Brain Fog

Gotye, somebody that I used to know

Return to innocence, Enigma

& I’m on the Gin, who knew?!!! Aldi is doing some cracking deals on artisan Gin, just gutted their not litre 1s. I’m having a pampering session, I’m soaking my feet in the mop bucket with a posh fizz bomb, that’s fizz not Fez bomb. xx

fizz bombs make a good old bucket posh! i have a bottle of hortus gin from lidl and it’s nice. right now i’m drinking pink grapefruit and pomelo gin with fevertree pink grapefruit tonic. it’s very pink.

billy has taken the cat to the 24 hour vet in manchester. he’s been googling and it seems she is in danger of liver failure. he took tiger there when she was fitting and had to be euthanised. hope george makes it home. (george is the cat - not some random bloke)

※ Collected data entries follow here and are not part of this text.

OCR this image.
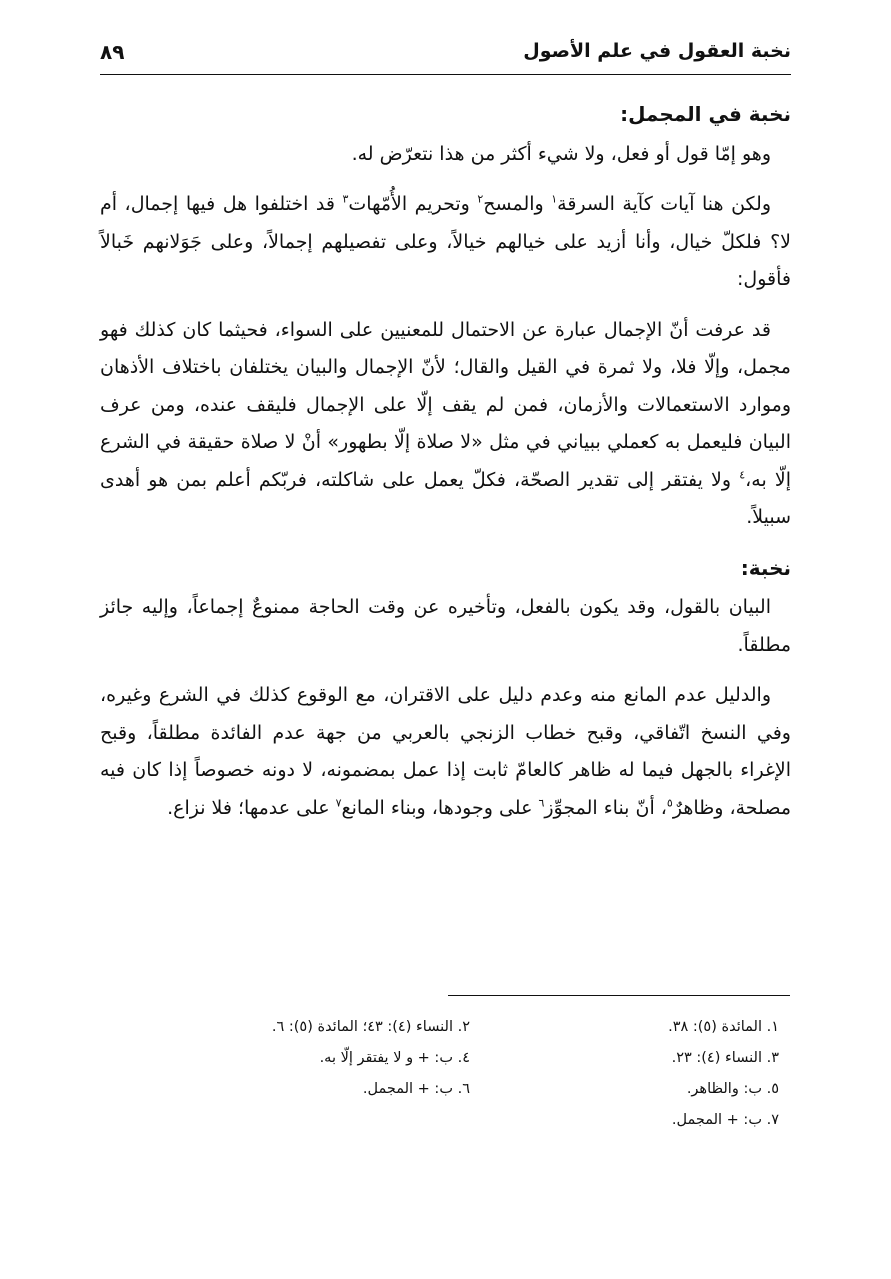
نخبة العقول في علم الأصول
٨٩

نخبة في المجمل:

وهو إمّا قول أو فعل، ولا شيء أكثر من هذا نتعرّض له.

ولكن هنا آيات كآية السرقة$^١$ والمسح$^٢$ وتحريم الأُمّهات$^٣$ قد اختلفوا هل فيها إجمال، أم لا؟ فلكلّ خيال، وأنا أزيد على خيالهم خيالاً، وعلى تفصيلهم إجمالاً، وعلى جَوَلانهم خَبالاً فأقول:

قد عرفت أنّ الإجمال عبارة عن الاحتمال للمعنيين على السواء، فحيثما كان كذلك فهو مجمل، وإلّا فلا، ولا ثمرة في القيل والقال؛ لأنّ الإجمال والبيان يختلفان باختلاف الأذهان وموارد الاستعمالات والأزمان، فمن لم يقف إلّا على الإجمال فليقف عنده، ومن عرف البيان فليعمل به كعملي ببياني في مثل «لا صلاة إلّا بطهور» أنْ لا صلاة حقيقة في الشرع إلّا به،$^٤$ ولا يفتقر إلى تقدير الصحّة، فكلّ يعمل على شاكلته، فربّكم أعلم بمن هو أهدى سبيلاً.

نخبة:

البيان بالقول، وقد يكون بالفعل، وتأخيره عن وقت الحاجة ممنوعٌ إجماعاً، وإليه جائز مطلقاً.

والدليل عدم المانع منه وعدم دليل على الاقتران، مع الوقوع كذلك في الشرع وغيره، وفي النسخ اتّفاقي، وقبح خطاب الزنجي بالعربي من جهة عدم الفائدة مطلقاً، وقبح الإغراء بالجهل فيما له ظاهر كالعامّ ثابت إذا عمل بمضمونه، لا دونه خصوصاً إذا كان فيه مصلحة، وظاهرٌ$^٥$، أنّ بناء المجوِّز$^٦$ على وجودها، وبناء المانع$^٧$ على عدمها؛ فلا نزاع.

١. المائدة (٥): ٣٨.
٢. النساء (٤): ٤٣؛ المائدة (٥): ٦.
٣. النساء (٤): ٢٣.
٤. ب: + و لا يفتقر إلّا به.
٥. ب: والظاهر.
٦. ب: + المجمل.
٧. ب: + المجمل.
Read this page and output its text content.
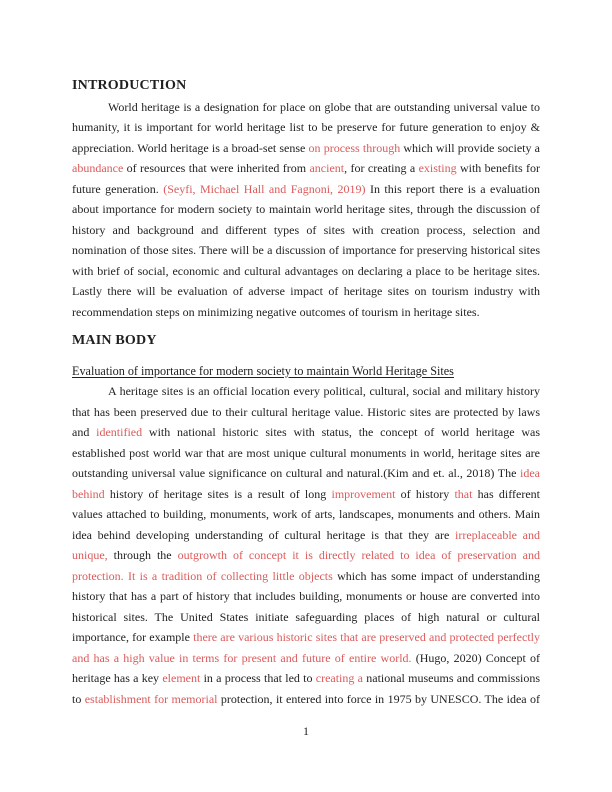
INTRODUCTION
World heritage is a designation for place on globe that are outstanding universal value to
humanity, it is important for world heritage list to be preserve for future generation to enjoy &
appreciation. World heritage is a broad-set sense on process through which will provide society a
abundance of resources that were inherited from ancient, for creating a existing with benefits for
future generation. (Seyfi, Michael Hall and Fagnoni, 2019) In this report there is a evaluation
about importance for modern society to maintain world heritage sites, through the discussion of
history and background and different types of sites with creation process, selection and
nomination of those sites. There will be a discussion of importance for preserving historical sites
with brief of social, economic and cultural advantages on declaring a place to be heritage sites.
Lastly there will be evaluation of adverse impact of heritage sites on tourism industry with
recommendation steps on minimizing negative outcomes of tourism in heritage sites.
MAIN BODY
Evaluation of importance for modern society to maintain World Heritage Sites
A heritage sites is an official location every political, cultural, social and military history
that has been preserved due to their cultural heritage value. Historic sites are protected by laws
and identified with national historic sites with status, the concept of world heritage was
established post world war that are most unique cultural monuments in world, heritage sites are
outstanding universal value significance on cultural and natural.(Kim and et. al., 2018) The idea
behind history of heritage sites is a result of long improvement of history that has different
values attached to building, monuments, work of arts, landscapes, monuments and others. Main
idea behind developing understanding of cultural heritage is that they are irreplaceable and
unique, through the outgrowth of concept it is directly related to idea of preservation and
protection. It is a tradition of collecting little objects which has some impact of understanding
history that has a part of history that includes building, monuments or house are converted into
historical sites. The United States initiate safeguarding places of high natural or cultural
importance, for example there are various historic sites that are preserved and protected perfectly
and has a high value in terms for present and future of entire world. (Hugo, 2020) Concept of
heritage has a key element in a process that led to creating a national museums and commissions
to establishment for memorial protection, it entered into force in 1975 by UNESCO. The idea of
1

I hope George is ok Carole, hate it when fur balls are ill. No, random blokes aren’t good, I brought 1 home & married it.

Where is everyone!!! Me & Carole are talking to ourselves

struggling to keep up

M

I’m still trying to get over Mick’s new idea for underwear.

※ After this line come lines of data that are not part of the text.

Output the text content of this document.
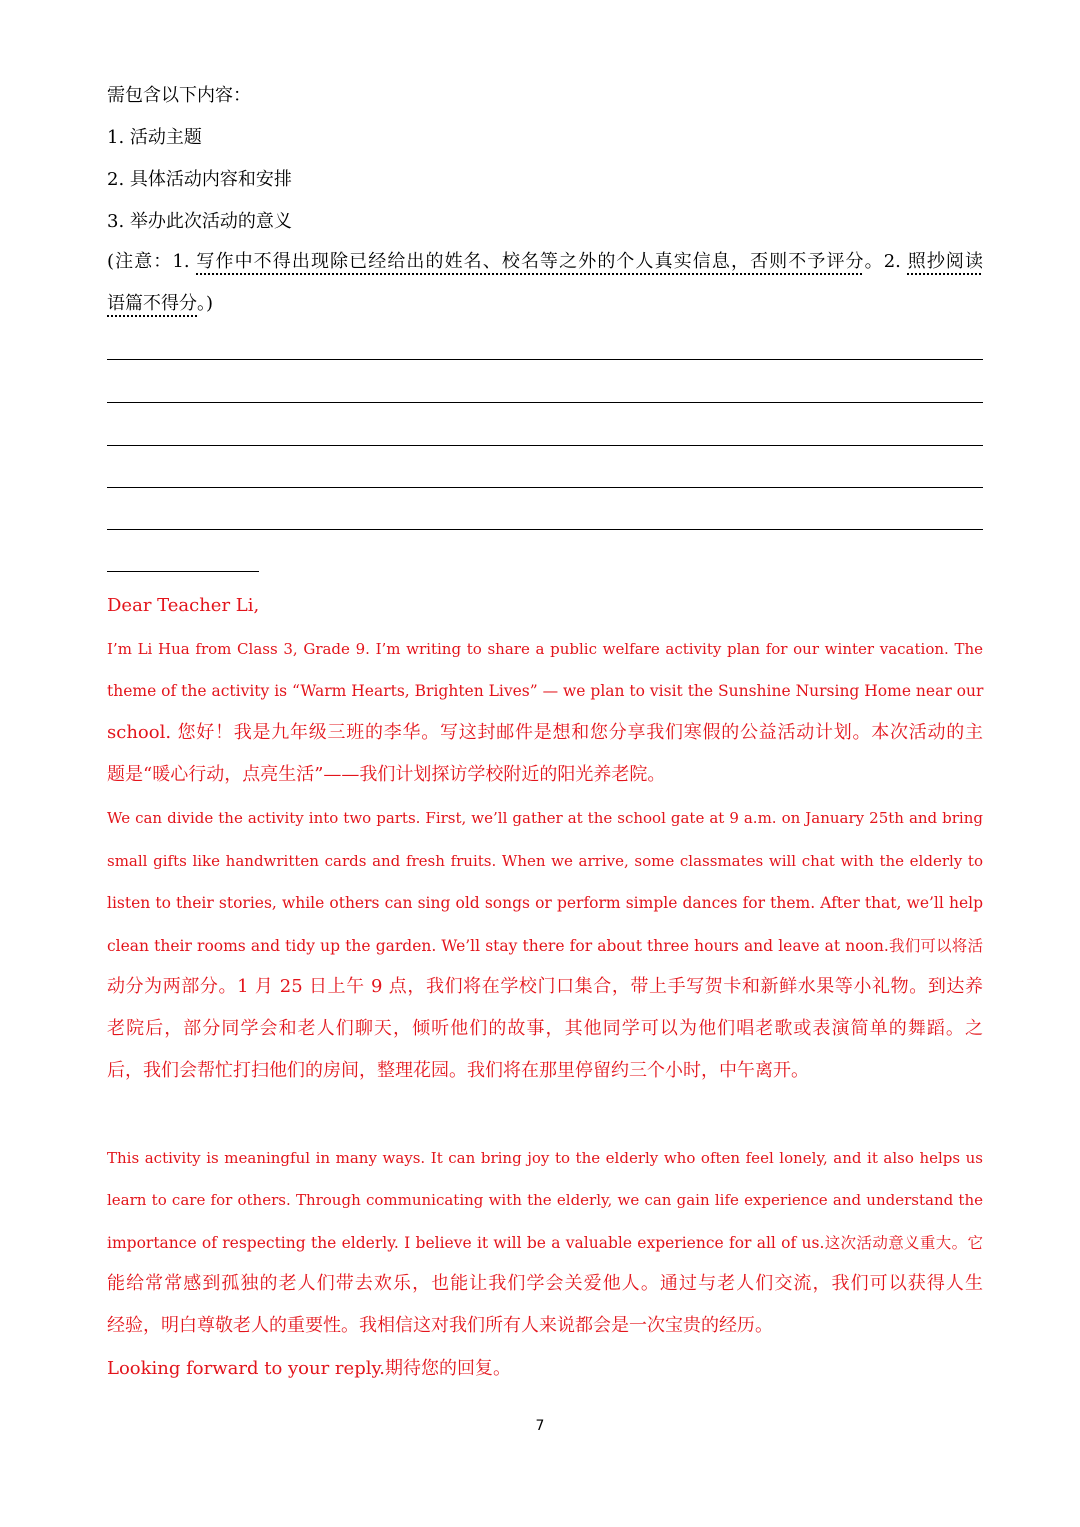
需包含以下内容：
1. 活动主题
2. 具体活动内容和安排
3. 举办此次活动的意义
(注意：1. 写作中不得出现除已经给出的姓名、校名等之外的个人真实信息，否则不予评分。2. 照抄阅读
语篇不得分。)
Dear Teacher Li,
I’m Li Hua from Class 3, Grade 9. I’m writing to share a public welfare activity plan for our winter vacation. The
theme of the activity is “Warm Hearts, Brighten Lives” — we plan to visit the Sunshine Nursing Home near our
school. 您好！我是九年级三班的李华。写这封邮件是想和您分享我们寒假的公益活动计划。本次活动的主
题是“暖心行动，点亮生活”——我们计划探访学校附近的阳光养老院。
We can divide the activity into two parts. First, we’ll gather at the school gate at 9 a.m. on January 25th and bring
small gifts like handwritten cards and fresh fruits. When we arrive, some classmates will chat with the elderly to
listen to their stories, while others can sing old songs or perform simple dances for them. After that, we’ll help
clean their rooms and tidy up the garden. We’ll stay there for about three hours and leave at noon.我们可以将活
动分为两部分。1 月 25 日上午 9 点，我们将在学校门口集合，带上手写贺卡和新鲜水果等小礼物。到达养
老院后，部分同学会和老人们聊天，倾听他们的故事，其他同学可以为他们唱老歌或表演简单的舞蹈。之
后，我们会帮忙打扫他们的房间，整理花园。我们将在那里停留约三个小时，中午离开。
This activity is meaningful in many ways. It can bring joy to the elderly who often feel lonely, and it also helps us
learn to care for others. Through communicating with the elderly, we can gain life experience and understand the
importance of respecting the elderly. I believe it will be a valuable experience for all of us.这次活动意义重大。它
能给常常感到孤独的老人们带去欢乐，也能让我们学会关爱他人。通过与老人们交流，我们可以获得人生
经验，明白尊敬老人的重要性。我相信这对我们所有人来说都会是一次宝贵的经历。
Looking forward to your reply.期待您的回复。
7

I do apologise Mick, Mr D, you know what us women are like, we have plenty of words to use up.

Oh, I do hope George is OK. It’s so sad when animals are ill. You can’t explain to them. Equally random strangers who you bring home who then have to be taken to the vets.

Let us know. About George that is. Don’t really give much of a damn about random men (apart from Mr DC).

And I suspect we are all a little traumatised by Micks idea of ladies underwear. Imagine the pants that match that bra!! In fact don’t, it’ll only upset you.

§ue

Now that’s a thought Sue, as long as their men’s attire. Wire wool boxers, that will require a lot of Savlon xx

hi everyone

billy came home from the vet and is now asleep on the couch with his hoodie on back to front and the hood over his face.

i’m assuming the worse.

george isn’t here, perhaps the vet is keeping her in or maybe the worse case scenario has happened.

poor george, poor billy - he truly loved that cat.

i’d love it if he has planned to get another from the shelter but doubt it.

i need to wait until he’s awake and can tell me one way or another.

waiting is a form of torture.

Y fronts would be worse. Imagine all that chafing! Heheheheh!!

Awwww. Carole, poor you. Poor Billy. And poor George. Makes me quite well up just thinking of it. We do put ourselves through the wringer with our animals. We love them, they are part of our family. And yet we always know that they will die before us and break our hearts.

Sue xx

Oh no. Back to front hoodie not a good sign. Hope it’s not what you fear Carole.

still sounds loads better than brick dust catheter - that comment was responsible for my long lie down,

horrid horrid idea

M

Depends on who’s having the catheter Mick

If I know wire wool, and I flatter myself that I do, then it will go rusty and fall apart before it does any damage.

You’ve experimented with that 1 out then Mr D? freebies perhaps with the catheters? I was going to suggest utilising barbed wire, but even for my depraved mind that’s harsh, maybe?